The sandy path though the bush to the beach is imprinted on my brain. Past the palm wine tapper perched precariously beneath the palm fronds gathering the potent sap, past women with impossibly heavy head loads, a family of four balanced circus style on one bicycle, the children chanting ‘toubab, toubab’ at the sight of me, a donkey cart over laden with wood for the fish smokery. Frothy pink branches of bougainvillea beckon us down the final stretch of path before it opens out onto an empty beach, apart from the odd cow gazing out to sea and a few roaming dogs. The expectation of being immersed in the warm waves that are rolling into shore is almost too much and I head straight out towards the sinking sun. A pirogue glides silently across the horizon like a child’s boat in a shadow puppet show.

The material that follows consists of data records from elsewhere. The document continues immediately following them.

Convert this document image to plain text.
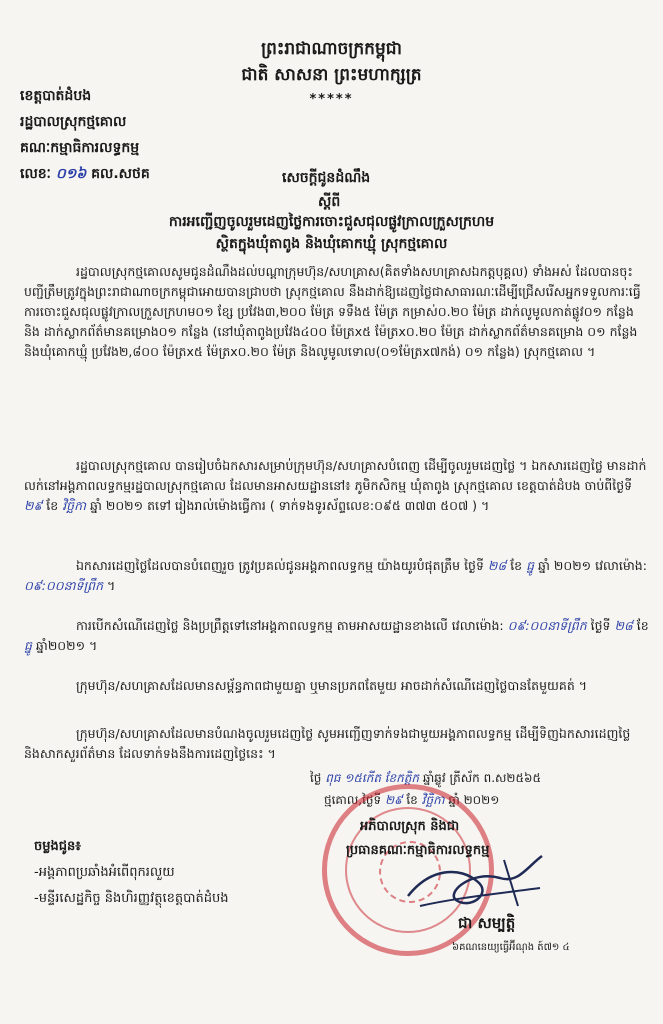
ព្រះរាជាណាចក្រកម្ពុជា
ជាតិ សាសនា ព្រះមហាក្សត្រ
*****
ខេត្តបាត់ដំបង
រដ្ឋបាលស្រុកថ្មគោល
គណៈកម្មាធិការលទ្ធកម្ម
លេខៈ ០១៦ គល.សថគ	សេចក្តីជូនដំណឹង
ស្តីពី
ការអញ្ជើញចូលរួមដេញថ្លៃការចោះជួសជុលផ្លូវក្រាលក្រួសក្រហម
ស្ថិតក្នុងឃុំតាពូង និងឃុំគោកឃ្មុំ ស្រុកថ្មគោល
រដ្ឋបាលស្រុកថ្មគោលសូមជូនដំណឹងដល់បណ្តាក្រុមហ៊ុន/សហគ្រាស(គិតទាំងសហគ្រាសឯកត្តបុគ្គល) ទាំងអស់ ដែលបានចុះបញ្ជីត្រឹមត្រូវក្នុងព្រះរាជាណាចក្រកម្ពុជាអោយបានជ្រាបថា ស្រុកថ្មគោល នឹងដាក់ឱ្យដេញថ្លៃជាសាធារណៈដើម្បីជ្រើសរើសអ្នកទទួលការៈធ្វើការចោះជួសជុលផ្លូវក្រាលក្រួសក្រហម០១ ខ្សែ ប្រវែង៣,២០០ ម៉ែត្រ ទទឹង៥ ម៉ែត្រ កម្រាស់០.២០ ម៉ែត្រ ដាក់លូមូលកាត់ផ្លូវ០១ កន្លែង និង ដាក់ស្លាកព័ត៌មានគម្រោង០១ កន្លែង (នៅឃុំតាពូងប្រវែង៤០០ ម៉ែត្រx៥ ម៉ែត្រx០.២០ ម៉ែត្រ ដាក់ស្លាកព័ត៌មានគម្រោង ០១ កន្លែង និងឃុំគោកឃ្មុំ ប្រវែង២,៨០០ ម៉ែត្រx៥ ម៉ែត្រx០.២០ ម៉ែត្រ និងលូមូលទោល(០១ម៉ែត្រx៧កង់) ០១ កន្លែង) ស្រុកថ្មគោល ។
រដ្ឋបាលស្រុកថ្មគោល បានរៀបចំឯកសារសម្រាប់ក្រុមហ៊ុន/សហគ្រាសបំពេញ ដើម្បីចូលរួមដេញថ្លៃ ។ ឯកសារដេញថ្លៃ មានដាក់លក់នៅអង្គភាពលទ្ធកម្មរដ្ឋបាលស្រុកថ្មគោល ដែលមានអាសយដ្ឋាននៅ៖ ភូមិកសិកម្ម ឃុំតាពូង ស្រុកថ្មគោល ខេត្តបាត់ដំបង ចាប់ពីថ្ងៃទី ២៩ ខែ វិច្ឆិកា ឆ្នាំ ២០២១ តទៅ រៀងរាល់ម៉ោងធ្វើការ ( ទាក់ទងទូរស័ព្ទលេខ:០៩៥ ៣៧៣ ៥០៧ ) ។
ឯកសារដេញថ្លៃដែលបានបំពេញរួច ត្រូវប្រគល់ជូនអង្គភាពលទ្ធកម្ម យ៉ាងយូរបំផុតត្រឹម ថ្ងៃទី ២៨ ខែ ធ្នូ ឆ្នាំ ២០២១ វេលាម៉ោង: ០៩:០០នាទីព្រឹក ។
ការបើកសំណើដេញថ្លៃ និងប្រព្រឹត្តទៅនៅអង្គភាពលទ្ធកម្ម តាមអាសយដ្ឋានខាងលើ វេលាម៉ោង: ០៩:០០នាទីព្រឹក ថ្ងៃទី ២៨ ខែ ធ្នូ ឆ្នាំ២០២១ ។
ក្រុមហ៊ុន/សហគ្រាសដែលមានសម្ព័ន្ធភាពជាមួយគ្នា ឬមានប្រភពតែមួយ អាចដាក់សំណើដេញថ្លៃបានតែមួយគត់ ។
ក្រុមហ៊ុន/សហគ្រាសដែលមានបំណងចូលរួមដេញថ្លៃ សូមអញ្ជើញទាក់ទងជាមួយអង្គភាពលទ្ធកម្ម ដើម្បីទិញឯកសារដេញថ្លៃ និងសាកសួរព័ត៌មាន ដែលទាក់ទងនឹងការដេញថ្លៃនេះ ។
ថ្ងៃ ពុធ ១៥កើត ខែកត្តិក ឆ្នាំឆ្លូវ ត្រីស័ក ព.ស២៥៦៥
ថ្មគោល,ថ្ងៃទី ២៩ ខែ វិច្ឆិកា ឆ្នាំ ២០២១
អភិបាលស្រុក និងជា
ប្រធានគណៈកម្មាធិការលទ្ធកម្ម
ជា សម្បត្តិ
៦គណនេយ្យធ្វើអ៊ីណុង ត៍៧១ ៤
ចម្លងជូន៖
-អង្គភាពប្រឆាំងអំពើពុករលួយ
-មន្ទីរសេដ្ឋកិច្ច និងហិរញ្ញវត្ថុខេត្តបាត់ដំបង
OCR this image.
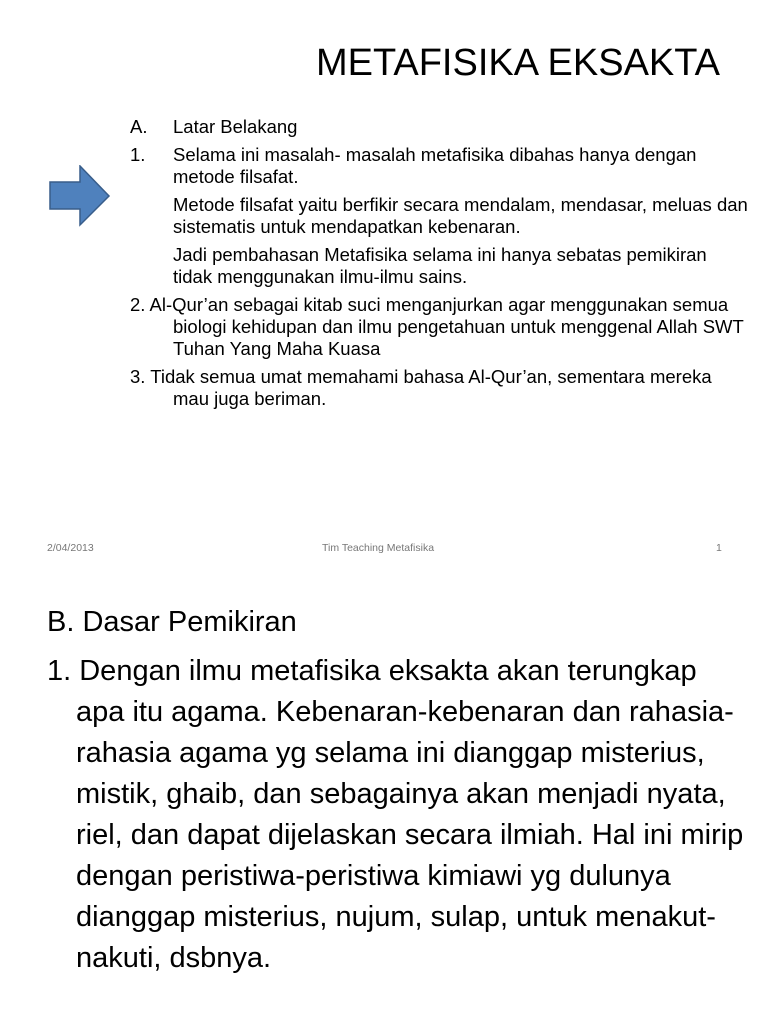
METAFISIKA EKSAKTA
A.	Latar Belakang
1.	Selama ini masalah- masalah metafisika dibahas hanya dengan metode filsafat.
Metode filsafat yaitu berfikir secara mendalam, mendasar, meluas dan sistematis untuk mendapatkan kebenaran.
Jadi pembahasan Metafisika selama ini hanya sebatas pemikiran tidak menggunakan ilmu-ilmu sains.
2. Al-Qur’an sebagai kitab suci menganjurkan agar menggunakan semua biologi kehidupan dan ilmu pengetahuan untuk menggenal Allah SWT Tuhan Yang Maha Kuasa
3. Tidak semua umat memahami bahasa Al-Qur’an, sementara mereka mau juga beriman.
2/04/2013	Tim Teaching Metafisika	1

B. Dasar Pemikiran

1. Dengan ilmu metafisika eksakta akan terungkap apa itu agama. Kebenaran-kebenaran dan rahasia-rahasia agama yg selama ini dianggap misterius, mistik, ghaib, dan sebagainya akan menjadi nyata, riel, dan dapat dijelaskan secara ilmiah. Hal ini mirip dengan peristiwa-peristiwa kimiawi yg dulunya dianggap misterius, nujum, sulap, untuk menakut-nakuti, dsbnya.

I swim as hard as I can then turn to float on my back, the sky above a blue backdrop for an osprey heading inland grasping its fish tea, a pied kingfisher hovers before plunging headlong into the water and the terns show off their aerial skills as they dip and dive a few feet away.

Up the beach at his make shift Baobab Bar, Kofi is waiting with freshly squeezed mandarin juice and coconut milk and we easily pick up the conversation started 12 months ago.

Walking back to the compound, the bush turns to deep green and then black throwing up dramatic outlines against a blushing sky – evening rushes in and with it comes the inevitable cicada sound-scape and the smell of wood smoke as stoves are lit and families gather. Someone is drumming and a taxi’s sound system blasts out a mix of classic Marley and Senegalese rap. We turn the corner and the blast of the passing taxi is replaced by a sweet kora melody laid over with the percussive clatter of supper preparations. Time for a cooling shower gazing up at a now night sky pocked with stars ….. for now this is home.